DBT, originally developed for borderline personality disorder, treats mindfulness as a foundational skill that supports everything else in the therapy. It breaks mindfulness into two sets of skills. The “What” skills (observe, describe, participate) teach you to notice your experiences clearly. The “How” skills (non-judgmentally, one-mindfully, effectively) teach you to change how you respond to those experiences.

In practice, this looks like learning to observe an intense emotion without immediately acting on it, describing what you’re feeling in neutral terms, and then choosing a response based on what will actually work in the situation rather than what the emotion is pushing you to do. For people who struggle with emotional overwhelm, these mindfulness skills provide a way to slow down the space between feeling and reacting.

What Mindfulness Looks Like in Practice

Across all these therapies, the mindfulness exercises themselves overlap quite a bit. Breathing exercises are the most common starting point: paying attention to the physical sensation of each breath, noticing when your mind wanders, and gently bringing your focus back.
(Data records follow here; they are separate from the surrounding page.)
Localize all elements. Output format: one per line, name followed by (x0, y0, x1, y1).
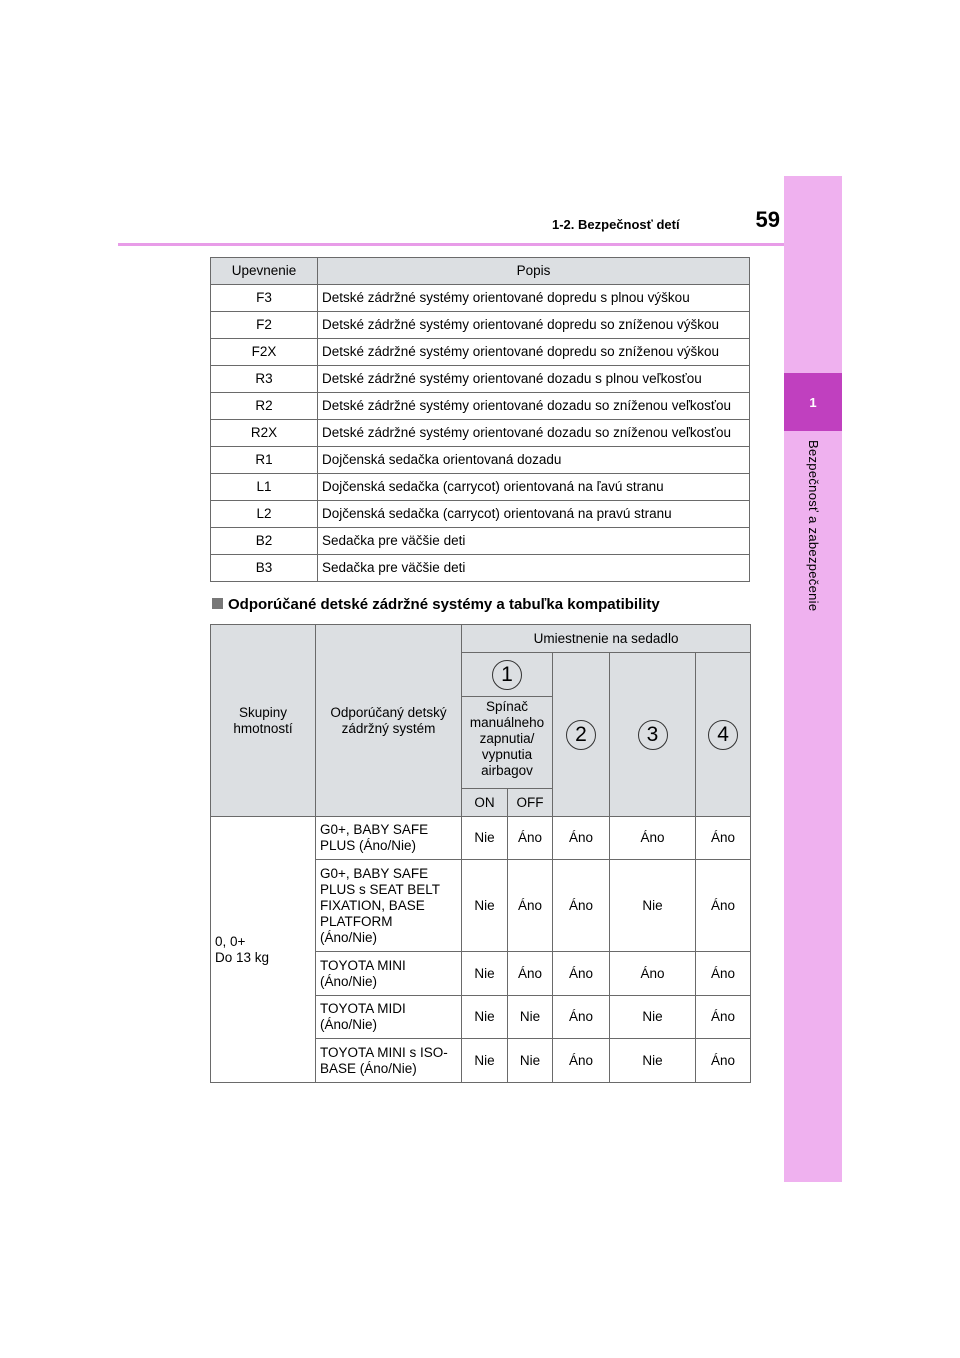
fixture-description: Detské zádržné systémy orientované dozadu so zníženou veľkosťou (318, 393, 750, 420)
header-fixture: Upevnenie (211, 258, 318, 285)
fixture-code: R1 (211, 447, 318, 474)
table-header-row (211, 625, 751, 653)
seat-4-icon: 4 (708, 720, 738, 750)
value-seat-3: Nie (610, 1039, 696, 1083)
system-name-line: G0+, BABY SAFE (320, 822, 429, 837)
system-name (316, 817, 462, 860)
weight-group-line: 0, 0+ (215, 933, 246, 949)
system-name-line: TOYOTA MIDI (320, 1001, 406, 1016)
fixture-code: B3 (211, 555, 318, 582)
table-row (211, 366, 750, 393)
header-description: Popis (318, 258, 750, 285)
system-name (316, 996, 462, 1039)
header-weight-group: Skupiny hmotností (211, 625, 316, 817)
system-name-line: (Áno/Nie) (320, 973, 378, 989)
fixture-description: Dojčenská sedačka (carrycot) orientovaná na ľavú stranu (318, 474, 750, 501)
system-name-line: PLATFORM (320, 913, 393, 929)
seat-3-cell (610, 653, 696, 817)
value-seat-4: Áno (696, 817, 751, 860)
value-seat-2: Áno (553, 996, 610, 1039)
table-row (211, 393, 750, 420)
seat-2-icon: 2 (566, 720, 596, 750)
fixture-code: L2 (211, 501, 318, 528)
compat-heading (212, 596, 660, 613)
value-on: Nie (462, 1039, 508, 1083)
fixture-code: R2 (211, 393, 318, 420)
seat-1-cell (462, 653, 553, 697)
value-seat-3: Nie (610, 996, 696, 1039)
fixture-description: Detské zádržné systémy orientované dozadu so zníženou veľkosťou (318, 420, 750, 447)
system-name-line: TOYOTA MINI (320, 957, 406, 973)
table-header-row (211, 258, 750, 285)
square-bullet-icon (212, 598, 223, 609)
fixture-code: R2X (211, 420, 318, 447)
system-name-line: BASE (Áno/Nie) (320, 1060, 417, 1076)
value-on: Nie (462, 952, 508, 996)
fixture-description: Detské zádržné systémy orientované dozadu s plnou veľkosťou (318, 366, 750, 393)
table-row (211, 312, 750, 339)
table-row (211, 555, 750, 582)
value-off: Áno (508, 817, 553, 860)
value-seat-3: Nie (610, 860, 696, 952)
fixture-code: F2X (211, 339, 318, 366)
system-name-line: PLUS (Áno/Nie) (320, 838, 417, 853)
chapter-number-tab[interactable]: 1 (784, 373, 842, 431)
system-name (316, 1039, 462, 1083)
fixture-table (210, 257, 750, 582)
system-name-line: TOYOTA MINI s ISO- (320, 1044, 448, 1060)
system-name-line: (Áno/Nie) (320, 929, 378, 945)
value-seat-4: Áno (696, 860, 751, 952)
header-seat-position: Umiestnenie na sedadlo (462, 625, 751, 653)
section-title: 1-2. Bezpečnosť detí (552, 217, 680, 232)
value-off: Nie (508, 1039, 553, 1083)
table-row (211, 447, 750, 474)
fixture-description: Detské zádržné systémy orientované dopredu so zníženou výškou (318, 312, 750, 339)
value-seat-2: Áno (553, 860, 610, 952)
fixture-description: Sedačka pre väčšie deti (318, 555, 750, 582)
fixture-code: F2 (211, 312, 318, 339)
fixture-description: Detské zádržné systémy orientované dopredu so zníženou výškou (318, 339, 750, 366)
chapter-title: Bezpečnosť a zabezpečenie (806, 440, 821, 612)
value-on: Nie (462, 996, 508, 1039)
compatibility-table (210, 624, 751, 1083)
value-seat-2: Áno (553, 952, 610, 996)
value-seat-4: Áno (696, 952, 751, 996)
seat-3-icon: 3 (638, 720, 668, 750)
header-off: OFF (508, 789, 553, 817)
fixture-code: F3 (211, 285, 318, 312)
fixture-description: Sedačka pre väčšie deti (318, 528, 750, 555)
seat-1-icon: 1 (492, 660, 522, 690)
fixture-code: L1 (211, 474, 318, 501)
system-name-line: G0+, BABY SAFE (320, 865, 429, 881)
table-row (211, 339, 750, 366)
fixture-code: B2 (211, 528, 318, 555)
table-row (211, 420, 750, 447)
fixture-code: R3 (211, 366, 318, 393)
value-off: Áno (508, 952, 553, 996)
value-seat-3: Áno (610, 817, 696, 860)
header-recommended-system: Odporúčaný detský zádržný systém (316, 625, 462, 817)
value-seat-2: Áno (553, 1039, 610, 1083)
value-seat-4: Áno (696, 996, 751, 1039)
fixture-description: Detské zádržné systémy orientované dopredu s plnou výškou (318, 285, 750, 312)
system-name-line: PLUS s SEAT BELT (320, 881, 441, 897)
header-rule (118, 243, 784, 246)
system-name (316, 952, 462, 996)
value-off: Áno (508, 860, 553, 952)
page-number: 59 (755, 207, 780, 232)
table-row (211, 474, 750, 501)
table-row (211, 817, 751, 860)
table-row (211, 285, 750, 312)
header-on: ON (462, 789, 508, 817)
value-seat-2: Áno (553, 817, 610, 860)
compat-heading-text: Odporúčané detské zádržné systémy a tabuľka kompatibility (228, 596, 660, 613)
system-name-line: FIXATION, BASE (320, 897, 425, 913)
value-on: Nie (462, 860, 508, 952)
table-row (211, 501, 750, 528)
value-seat-3: Áno (610, 952, 696, 996)
value-off: Nie (508, 996, 553, 1039)
header-airbag-switch: Spínač manuálneho zapnutia/ vypnutia airbagov (462, 697, 553, 789)
seat-4-cell (696, 653, 751, 817)
system-name (316, 860, 462, 952)
chapter-sidebar (784, 176, 842, 1182)
weight-group-line: Do 13 kg (215, 949, 270, 965)
value-on: Nie (462, 817, 508, 860)
value-seat-4: Áno (696, 1039, 751, 1083)
fixture-description: Dojčenská sedačka (carrycot) orientovaná na pravú stranu (318, 501, 750, 528)
weight-group-cell (211, 817, 316, 1083)
fixture-description: Dojčenská sedačka orientovaná dozadu (318, 447, 750, 474)
system-name-line: (Áno/Nie) (320, 1017, 378, 1032)
seat-2-cell (553, 653, 610, 817)
table-row (211, 528, 750, 555)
Body scans, where you systematically move your attention through different parts of your body, are another staple that can take anywhere from a few minutes to half an hour. Some exercises are very brief, like pausing to take three mindful breaths or spending a moment noticing your surroundings with full attention.
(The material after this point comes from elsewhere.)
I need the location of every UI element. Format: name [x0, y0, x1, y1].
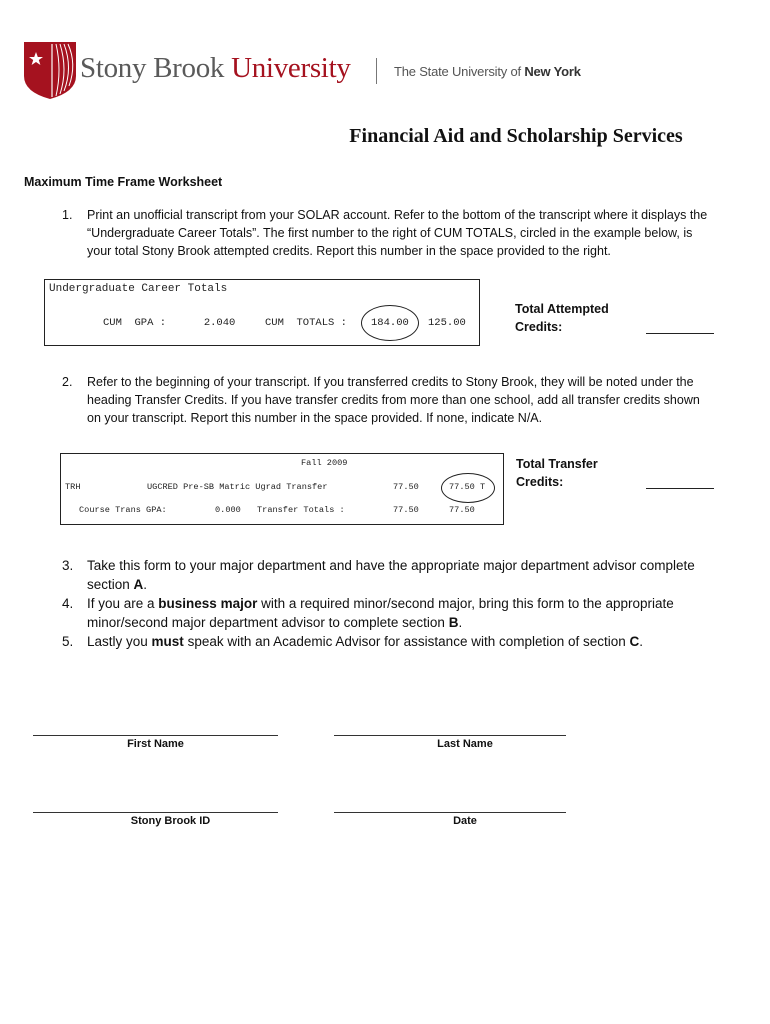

These aren’t relaxation techniques, though relaxation sometimes happens as a byproduct. The goal is awareness. You’re training your ability to notice what’s happening in your mind and body without automatically reacting. That skill then transfers to moments of stress, anxiety, or low mood, when the ability to pause and observe rather than spiral can make a real difference.

Training Requirements for Therapists

If you’re looking for a therapist who integrates mindfulness into CBT, it helps to know what training looks like. MBCT teacher certification programs, like the one offered through Brown University, typically require that the therapist be a licensed healthcare professional (therapist, counselor, social worker, physician, or nurse) with at least one year of professional experience and prior training in CBT. Most programs also expect the therapist to maintain their own daily meditation practice, often for two or more years, before they begin teaching MBCT to others.

This personal practice requirement is unusual in psychotherapy training and reflects something specific about mindfulness-based approaches: the therapist is expected to embody the skills they’re teaching, not just understand them intellectually. When searching for a provider, asking about their specific training in MBCT, ACT, or DBT (rather than just general CBT) will give you a clearer picture of whether mindfulness is genuinely part of their clinical approach or just loosely referenced.